Foxer le monde, se prendre pour Hermione Granger, espérer l’arrivée d’un hibou qui nous dira qu’on n’appartient pas vraiment à ce monde-ci, mais à un autre plus beau, plus merveilleux, je crois que c’est ce dont on a le plus besoin en ce moment.
Arsenault encore :
« Wazup les filles de mon âge faites du bruit moi qui dans ma vie de jeune parmi les jeunes n’ai pour les romans et les relations complexes ni le temps ni la raison ni les sentiments ni l’orgueil ni les préjugées ni mansfield park »

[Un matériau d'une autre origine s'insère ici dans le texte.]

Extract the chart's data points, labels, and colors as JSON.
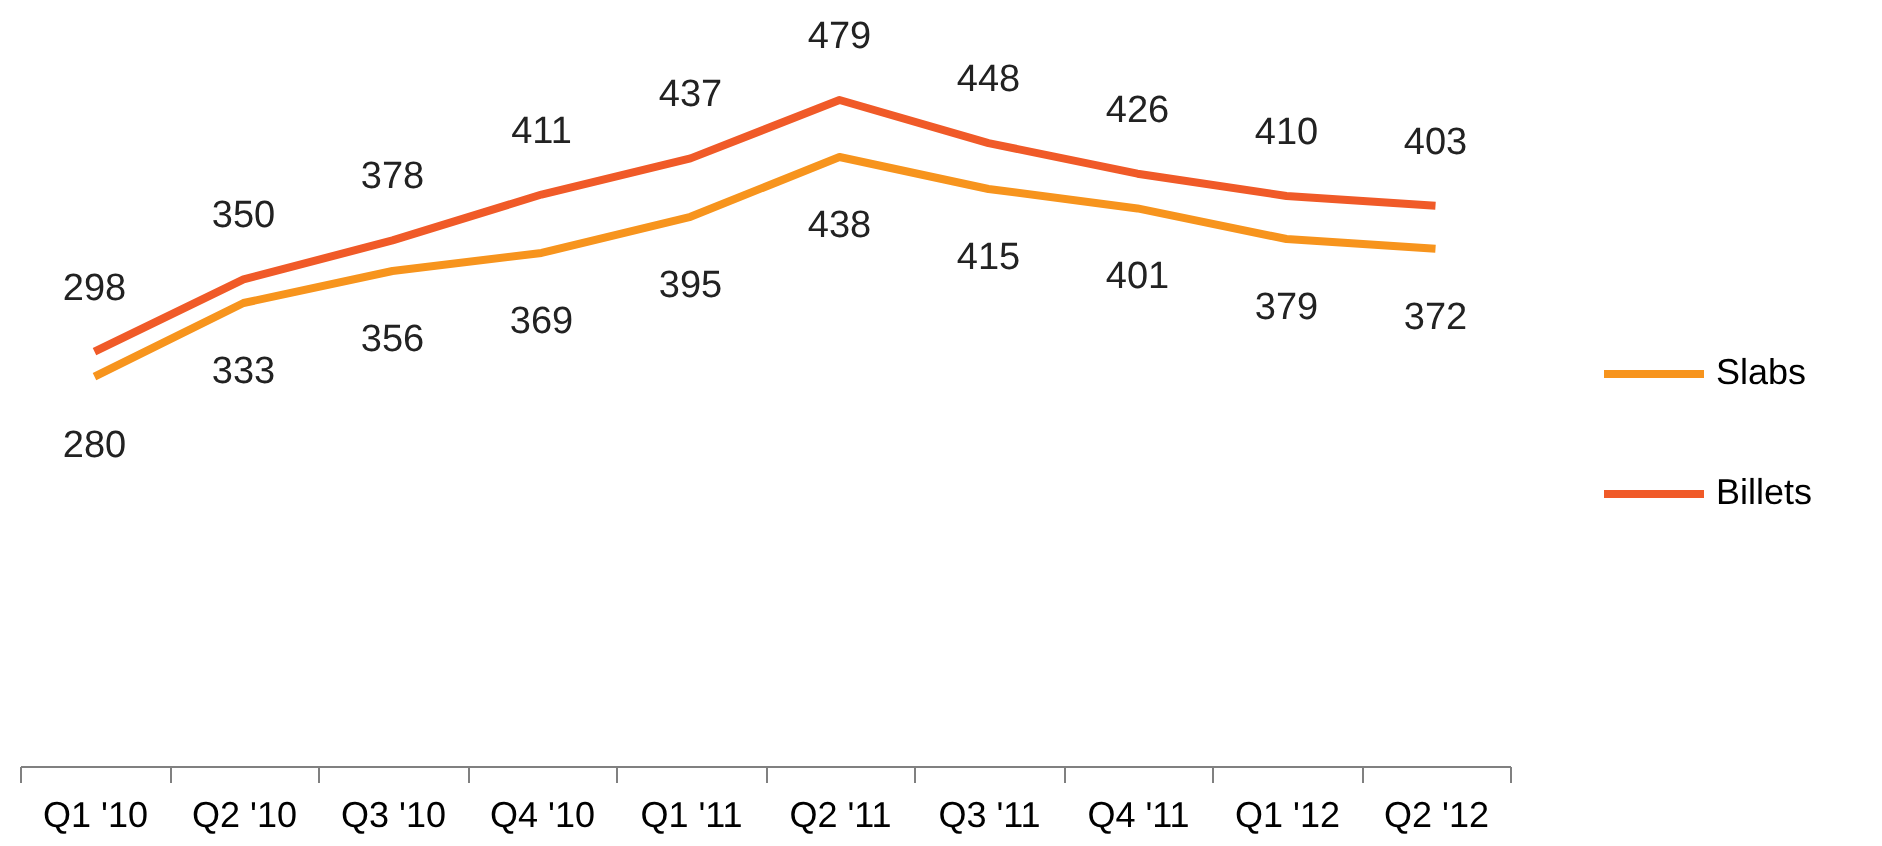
{
  "chart_data": {
    "type": "line",
    "categories": [
      "Q1 '10",
      "Q2 '10",
      "Q3 '10",
      "Q4 '10",
      "Q1 '11",
      "Q2 '11",
      "Q3 '11",
      "Q4 '11",
      "Q1 '12",
      "Q2 '12"
    ],
    "series": [
      {
        "name": "Slabs",
        "color": "#f7941d",
        "values": [
          280,
          333,
          356,
          369,
          395,
          438,
          415,
          401,
          379,
          372
        ]
      },
      {
        "name": "Billets",
        "color": "#f05a28",
        "values": [
          298,
          350,
          378,
          411,
          437,
          479,
          448,
          426,
          410,
          403
        ]
      }
    ],
    "data_labels": true,
    "legend": "right",
    "tick_labels": "x",
    "grid": false
  }
}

Pour l’avoir vu à Sherbrooke, le texte de La vie littéraire dans sa version scénique gagne en force. Je ne sais pas si c’est le fait d’entendre le texte plutôt que de le lire, ou bien le jeu d’acteur très simple et très juste d’Arsenault, mais on s’y retrouve dans quelque chose de plus grand que le quotidien des écrivains et des écrivaines.
Durant une heure et vingt, Mathieu Arsenault nous parle, à travers son texte porté dans sa version papier par une narratrice, de l’incessante quête identitaire de cette génération qui est la mienne, élevée avec l’arrivée d’Internet, les jeux vidéo et une littérature jeunesse plus finement écrite qu’auparavant :
« une sorcière s’était penchée sur son berceau et maudissait cette enfant à peine née en disant ta génération sera capable de tout vous saurez réinventer la roue vous saurez vivre intensément vous saurez accomplir les rêves de toute une civilisation vous saurez retenir tous les faits mais oublier les gens vous serez écoutés par personne et parler tout de même parler par personne par jamais par rien »
Comparativement au livre, publié aux éditions du Quartanier, on n’a pas l’impression d’assister quelqu’une qui veut brasser la cage, cracher sur l’intelligentsia littéraire (ou presque). Dans le spectacle, la narratrice me semblait compatir, ouvrir les bras et dire seulement la vérité sur le monde d’aujourd’hui : rien ne va nous sauver de l’ennui qu’on ressent quand on se lève le matin, mais il existe des techniques pour se réfugier et recevoir un peu moins de coups.
« À quoi ça peut bien rimer la poésie il paraît que ça rime la poésie il paraît que ça te creuse et que ça te laisse en miettes c’est une cochonnerie terrible et pourtant je serais prête à tout abandonner pour elle mais j’aimerais savoir si c’est possible de continuer tout de même à pitcher de petits oiseaux fâchés qui explosent parce que j’aimerais bien unlocker l’achievement king of the caves avant que tout ce blanc de page ait fini de tapisser l’intérieur de ma vie. »
Je vous le dis : allez voir la pièce La vie littéraire le 4 novembre au Théâtre du Bic et, en attendant, n’écoutez pas de documentaires sur Vice, relisez Harry Potter, ou regardez les films, même s’ils sont un peu moins bons.